Capability Formalization
This section formalizes the positive side of the optimization problem: what we’re trying to maximize.
| Page | Question |
|---|---|
| Agents, Power, and Authority | What makes something an agent? How do we measure power? |
| Worked Examples | What do these metrics look like for real systems? |
| The Strong Tools Hypothesis | Can we get high capability with low agency? |
Key Concepts
Section titled “Key Concepts”- Agency Score: How well a system’s behavior fits a simple utility function (0 = tool, 1 = optimizer)
- Power Score: Ability to achieve diverse goals
- RACAP: Risk-Adjusted Capability = Capability / Risk
The Core Insight
Section titled “The Core Insight”We want AI systems that are maximally capable while minimally risky. This may be achievable through “strong tools”—high power with low agency.
See The Strong Tools Hypothesis for analysis.
The Bridge to Delegation Risk
Section titled “The Bridge to Delegation Risk”Earlier versions of this site presented Power and Agency alongside the risk accounting without saying how they connect.
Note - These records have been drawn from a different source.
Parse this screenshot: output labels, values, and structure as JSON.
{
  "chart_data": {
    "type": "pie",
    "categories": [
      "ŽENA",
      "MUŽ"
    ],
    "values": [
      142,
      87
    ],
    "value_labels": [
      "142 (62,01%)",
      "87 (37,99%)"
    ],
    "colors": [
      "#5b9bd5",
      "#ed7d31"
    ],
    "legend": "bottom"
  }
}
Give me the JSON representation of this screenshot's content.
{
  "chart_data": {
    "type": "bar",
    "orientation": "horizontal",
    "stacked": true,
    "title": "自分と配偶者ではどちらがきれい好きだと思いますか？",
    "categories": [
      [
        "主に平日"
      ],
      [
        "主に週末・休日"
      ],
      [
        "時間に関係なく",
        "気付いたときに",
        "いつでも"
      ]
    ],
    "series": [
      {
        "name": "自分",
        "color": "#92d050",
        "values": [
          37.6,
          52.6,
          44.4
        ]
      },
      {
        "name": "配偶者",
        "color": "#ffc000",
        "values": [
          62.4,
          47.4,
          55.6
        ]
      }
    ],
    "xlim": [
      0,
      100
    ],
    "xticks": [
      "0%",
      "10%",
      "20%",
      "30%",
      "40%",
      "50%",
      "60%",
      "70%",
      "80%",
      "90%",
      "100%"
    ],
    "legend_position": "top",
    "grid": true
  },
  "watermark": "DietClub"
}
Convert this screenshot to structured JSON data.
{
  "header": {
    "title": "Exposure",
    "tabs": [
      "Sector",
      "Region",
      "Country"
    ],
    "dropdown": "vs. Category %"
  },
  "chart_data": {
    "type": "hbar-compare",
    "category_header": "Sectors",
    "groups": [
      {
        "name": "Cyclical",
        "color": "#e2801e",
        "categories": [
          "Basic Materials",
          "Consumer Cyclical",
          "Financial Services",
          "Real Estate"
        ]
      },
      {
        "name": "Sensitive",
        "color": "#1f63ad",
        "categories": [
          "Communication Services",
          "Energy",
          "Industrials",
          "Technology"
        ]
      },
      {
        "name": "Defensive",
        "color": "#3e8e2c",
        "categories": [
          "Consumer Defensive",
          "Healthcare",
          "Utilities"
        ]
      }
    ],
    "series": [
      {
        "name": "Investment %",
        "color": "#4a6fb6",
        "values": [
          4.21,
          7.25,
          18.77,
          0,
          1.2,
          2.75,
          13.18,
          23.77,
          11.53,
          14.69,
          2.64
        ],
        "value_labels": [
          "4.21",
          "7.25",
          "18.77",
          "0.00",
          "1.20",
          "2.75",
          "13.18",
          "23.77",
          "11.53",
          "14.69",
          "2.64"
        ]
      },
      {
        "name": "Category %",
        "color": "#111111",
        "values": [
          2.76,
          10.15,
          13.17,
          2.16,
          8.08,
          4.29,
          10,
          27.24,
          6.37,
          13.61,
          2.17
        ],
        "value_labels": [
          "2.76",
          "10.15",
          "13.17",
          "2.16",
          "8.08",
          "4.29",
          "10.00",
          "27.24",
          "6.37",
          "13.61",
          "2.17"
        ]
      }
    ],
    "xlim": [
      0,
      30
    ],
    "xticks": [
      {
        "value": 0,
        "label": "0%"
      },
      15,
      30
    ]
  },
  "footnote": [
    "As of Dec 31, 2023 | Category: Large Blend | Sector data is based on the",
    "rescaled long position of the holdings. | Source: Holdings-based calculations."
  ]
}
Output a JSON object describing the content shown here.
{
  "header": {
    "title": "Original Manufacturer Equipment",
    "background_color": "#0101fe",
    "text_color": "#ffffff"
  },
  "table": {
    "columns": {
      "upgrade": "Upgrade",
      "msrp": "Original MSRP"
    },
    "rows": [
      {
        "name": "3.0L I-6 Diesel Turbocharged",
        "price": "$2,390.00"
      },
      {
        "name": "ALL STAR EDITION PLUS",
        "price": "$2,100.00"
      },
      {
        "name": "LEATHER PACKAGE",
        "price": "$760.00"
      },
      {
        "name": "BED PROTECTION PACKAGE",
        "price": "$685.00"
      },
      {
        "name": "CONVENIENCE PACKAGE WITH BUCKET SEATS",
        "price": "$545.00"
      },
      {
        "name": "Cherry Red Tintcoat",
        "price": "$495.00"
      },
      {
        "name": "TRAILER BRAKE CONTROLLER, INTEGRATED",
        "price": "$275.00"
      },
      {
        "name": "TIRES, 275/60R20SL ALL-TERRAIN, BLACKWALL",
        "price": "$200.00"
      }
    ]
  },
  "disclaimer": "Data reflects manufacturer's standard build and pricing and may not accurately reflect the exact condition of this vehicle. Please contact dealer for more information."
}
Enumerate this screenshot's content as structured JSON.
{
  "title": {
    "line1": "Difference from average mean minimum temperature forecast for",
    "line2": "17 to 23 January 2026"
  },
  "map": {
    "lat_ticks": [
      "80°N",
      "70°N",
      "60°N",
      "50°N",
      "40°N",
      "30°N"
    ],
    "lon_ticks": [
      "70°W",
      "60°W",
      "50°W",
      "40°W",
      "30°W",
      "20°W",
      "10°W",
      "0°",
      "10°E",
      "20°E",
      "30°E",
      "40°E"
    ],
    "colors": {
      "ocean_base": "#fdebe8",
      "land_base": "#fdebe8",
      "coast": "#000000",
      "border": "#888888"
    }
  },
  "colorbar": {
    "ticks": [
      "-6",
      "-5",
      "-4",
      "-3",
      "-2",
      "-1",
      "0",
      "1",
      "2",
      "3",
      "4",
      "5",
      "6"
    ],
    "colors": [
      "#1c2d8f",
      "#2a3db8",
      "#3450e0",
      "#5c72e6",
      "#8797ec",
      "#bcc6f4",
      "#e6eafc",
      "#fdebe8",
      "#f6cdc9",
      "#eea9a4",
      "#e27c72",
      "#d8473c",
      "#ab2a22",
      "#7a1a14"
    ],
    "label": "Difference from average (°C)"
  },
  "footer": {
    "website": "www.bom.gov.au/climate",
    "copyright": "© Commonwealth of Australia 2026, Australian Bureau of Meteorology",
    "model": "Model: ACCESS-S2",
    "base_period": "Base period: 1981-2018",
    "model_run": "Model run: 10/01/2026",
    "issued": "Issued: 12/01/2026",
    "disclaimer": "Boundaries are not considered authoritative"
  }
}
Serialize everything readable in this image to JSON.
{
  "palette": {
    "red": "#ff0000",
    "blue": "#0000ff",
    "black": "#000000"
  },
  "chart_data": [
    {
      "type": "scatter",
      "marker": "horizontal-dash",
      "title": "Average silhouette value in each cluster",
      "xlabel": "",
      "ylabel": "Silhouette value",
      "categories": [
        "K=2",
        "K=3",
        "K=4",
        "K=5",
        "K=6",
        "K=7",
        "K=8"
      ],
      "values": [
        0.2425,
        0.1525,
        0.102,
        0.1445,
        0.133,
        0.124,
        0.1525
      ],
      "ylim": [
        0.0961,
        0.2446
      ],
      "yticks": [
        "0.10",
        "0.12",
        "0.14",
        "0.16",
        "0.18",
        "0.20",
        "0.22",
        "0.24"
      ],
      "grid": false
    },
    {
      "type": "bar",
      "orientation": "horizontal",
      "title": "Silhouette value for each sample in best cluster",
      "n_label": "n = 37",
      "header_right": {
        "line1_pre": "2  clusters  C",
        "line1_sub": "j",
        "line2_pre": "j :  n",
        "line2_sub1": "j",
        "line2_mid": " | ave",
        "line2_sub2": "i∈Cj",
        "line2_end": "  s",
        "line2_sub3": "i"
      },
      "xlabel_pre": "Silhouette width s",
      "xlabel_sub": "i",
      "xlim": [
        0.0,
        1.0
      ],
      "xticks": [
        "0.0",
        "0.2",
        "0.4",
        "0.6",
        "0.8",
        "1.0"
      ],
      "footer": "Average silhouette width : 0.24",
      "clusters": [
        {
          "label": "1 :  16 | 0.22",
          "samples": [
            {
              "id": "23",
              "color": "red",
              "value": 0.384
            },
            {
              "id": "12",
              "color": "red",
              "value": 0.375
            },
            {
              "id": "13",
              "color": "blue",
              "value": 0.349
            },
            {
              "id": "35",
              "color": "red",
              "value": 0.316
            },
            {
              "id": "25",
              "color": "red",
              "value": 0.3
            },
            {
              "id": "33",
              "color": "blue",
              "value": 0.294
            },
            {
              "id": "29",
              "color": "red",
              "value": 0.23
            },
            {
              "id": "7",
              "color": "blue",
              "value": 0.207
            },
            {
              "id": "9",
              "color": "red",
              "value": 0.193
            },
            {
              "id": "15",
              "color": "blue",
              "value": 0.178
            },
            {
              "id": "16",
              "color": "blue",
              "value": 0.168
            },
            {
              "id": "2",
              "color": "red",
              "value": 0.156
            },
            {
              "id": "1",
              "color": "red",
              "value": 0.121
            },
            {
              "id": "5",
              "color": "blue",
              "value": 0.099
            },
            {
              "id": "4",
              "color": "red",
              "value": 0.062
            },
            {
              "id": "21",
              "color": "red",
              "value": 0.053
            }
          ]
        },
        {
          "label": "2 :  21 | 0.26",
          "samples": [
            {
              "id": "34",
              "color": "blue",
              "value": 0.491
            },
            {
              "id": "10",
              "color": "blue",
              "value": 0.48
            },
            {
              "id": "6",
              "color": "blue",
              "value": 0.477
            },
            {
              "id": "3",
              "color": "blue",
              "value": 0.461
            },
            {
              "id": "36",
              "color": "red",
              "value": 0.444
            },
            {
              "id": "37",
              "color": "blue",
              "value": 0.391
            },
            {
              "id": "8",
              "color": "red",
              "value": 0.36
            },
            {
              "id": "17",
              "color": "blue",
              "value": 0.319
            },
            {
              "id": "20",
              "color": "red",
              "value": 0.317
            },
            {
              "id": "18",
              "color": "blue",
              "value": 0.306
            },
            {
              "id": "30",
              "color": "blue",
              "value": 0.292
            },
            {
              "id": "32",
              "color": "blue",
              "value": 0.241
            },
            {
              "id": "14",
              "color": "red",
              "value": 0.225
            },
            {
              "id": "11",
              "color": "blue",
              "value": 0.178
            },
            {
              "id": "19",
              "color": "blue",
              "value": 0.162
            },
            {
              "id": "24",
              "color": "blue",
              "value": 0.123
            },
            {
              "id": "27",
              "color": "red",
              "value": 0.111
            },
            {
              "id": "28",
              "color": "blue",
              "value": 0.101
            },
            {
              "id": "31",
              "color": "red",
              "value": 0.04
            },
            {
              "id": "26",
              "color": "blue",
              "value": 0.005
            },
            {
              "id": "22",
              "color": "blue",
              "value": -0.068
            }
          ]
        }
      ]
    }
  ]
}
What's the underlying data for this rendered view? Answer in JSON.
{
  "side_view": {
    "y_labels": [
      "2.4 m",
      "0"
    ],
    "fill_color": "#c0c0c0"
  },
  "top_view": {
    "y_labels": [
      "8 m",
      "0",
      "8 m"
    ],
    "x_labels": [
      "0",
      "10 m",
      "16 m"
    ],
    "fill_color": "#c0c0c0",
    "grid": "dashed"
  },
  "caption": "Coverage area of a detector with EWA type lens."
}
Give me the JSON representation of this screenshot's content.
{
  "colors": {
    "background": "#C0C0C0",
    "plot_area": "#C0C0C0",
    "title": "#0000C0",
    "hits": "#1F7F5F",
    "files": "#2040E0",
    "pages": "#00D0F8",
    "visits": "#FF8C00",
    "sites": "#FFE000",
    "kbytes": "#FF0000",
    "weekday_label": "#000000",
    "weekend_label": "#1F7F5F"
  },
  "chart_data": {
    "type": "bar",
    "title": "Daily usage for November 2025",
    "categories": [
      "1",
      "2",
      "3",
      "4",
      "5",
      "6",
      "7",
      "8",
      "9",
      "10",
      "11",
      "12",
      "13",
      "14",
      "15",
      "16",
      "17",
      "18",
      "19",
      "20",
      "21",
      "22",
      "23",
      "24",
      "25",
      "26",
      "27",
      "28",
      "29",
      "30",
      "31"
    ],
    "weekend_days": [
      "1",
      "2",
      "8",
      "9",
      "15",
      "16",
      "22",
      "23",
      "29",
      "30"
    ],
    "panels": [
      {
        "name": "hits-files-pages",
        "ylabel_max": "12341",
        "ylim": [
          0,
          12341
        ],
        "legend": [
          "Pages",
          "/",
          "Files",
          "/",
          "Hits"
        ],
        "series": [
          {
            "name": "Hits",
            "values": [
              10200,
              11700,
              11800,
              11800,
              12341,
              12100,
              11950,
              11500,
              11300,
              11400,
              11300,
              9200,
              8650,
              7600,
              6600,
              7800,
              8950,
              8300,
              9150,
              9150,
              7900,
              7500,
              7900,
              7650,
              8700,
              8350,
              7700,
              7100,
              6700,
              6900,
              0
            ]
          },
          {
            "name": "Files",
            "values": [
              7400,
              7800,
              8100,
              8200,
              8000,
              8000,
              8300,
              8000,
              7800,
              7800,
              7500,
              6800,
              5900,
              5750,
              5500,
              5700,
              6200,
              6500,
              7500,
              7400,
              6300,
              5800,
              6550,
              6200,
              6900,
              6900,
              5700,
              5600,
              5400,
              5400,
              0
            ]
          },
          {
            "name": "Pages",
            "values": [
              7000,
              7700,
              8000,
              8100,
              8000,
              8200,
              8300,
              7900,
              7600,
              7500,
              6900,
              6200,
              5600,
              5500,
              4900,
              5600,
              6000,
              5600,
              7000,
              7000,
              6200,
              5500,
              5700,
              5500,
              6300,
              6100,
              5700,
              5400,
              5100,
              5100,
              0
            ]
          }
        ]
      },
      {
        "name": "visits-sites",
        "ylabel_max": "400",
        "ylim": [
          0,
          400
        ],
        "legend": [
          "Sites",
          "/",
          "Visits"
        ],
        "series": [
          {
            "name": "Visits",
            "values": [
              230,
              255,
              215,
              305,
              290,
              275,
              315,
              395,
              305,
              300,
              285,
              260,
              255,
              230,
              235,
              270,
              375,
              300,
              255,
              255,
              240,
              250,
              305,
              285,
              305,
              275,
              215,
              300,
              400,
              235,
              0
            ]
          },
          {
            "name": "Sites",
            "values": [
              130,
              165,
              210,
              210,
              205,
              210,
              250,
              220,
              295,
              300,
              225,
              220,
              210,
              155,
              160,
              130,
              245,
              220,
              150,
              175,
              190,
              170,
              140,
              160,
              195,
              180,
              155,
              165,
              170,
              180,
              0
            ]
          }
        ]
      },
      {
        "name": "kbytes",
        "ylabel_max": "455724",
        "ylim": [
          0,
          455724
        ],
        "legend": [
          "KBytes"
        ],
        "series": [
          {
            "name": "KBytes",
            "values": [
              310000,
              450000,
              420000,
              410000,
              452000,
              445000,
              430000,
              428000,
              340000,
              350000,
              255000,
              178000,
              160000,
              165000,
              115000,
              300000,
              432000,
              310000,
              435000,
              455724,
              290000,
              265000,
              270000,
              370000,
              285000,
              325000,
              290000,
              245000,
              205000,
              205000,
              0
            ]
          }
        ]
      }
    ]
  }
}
Here is the bridge — each score moves a specific term of the core formula.
Recall Delegation Risk = Σ P(harm) × Damage, and that Risk Decomposition splits P(harm) into two channels: accidents (the component fails at its task) and defection (the component works against you).
Agency gates the defection channel. Defection is goal-directed behavior against the principal’s interests — it requires something that behaves like an optimizer. A system with Agency ≈ 0 (a calculator, a compiler) has no defection term: its entire risk budget is accident risk, which is exactly why we trust powerful tools that we’d never trust as agents. As the Agency Score rises, P(defection) becomes nonzero and grows with it.
Power bounds the damage terms — in both channels. A component’s worst-case Damage is capped by what it can actually reach and affect (the resources, capabilities, influence, and optionality dimensions of the Power Score). High power raises the ceiling on accident damage and defection damage; low power caps both regardless of intent.
Putting the two together: defection risk requires both high agency and high power — agency to want it, power to do damage with it. That is the Strong Tools Hypothesis restated in risk-accounting terms: pushing Power up while holding Agency near zero grows capability while keeping the defection term pinned at zero, leaving only accident risk — which verification patterns handle far more reliably than they handle adversaries. RACAP (Capability / Risk) is the ratio this trade optimizes.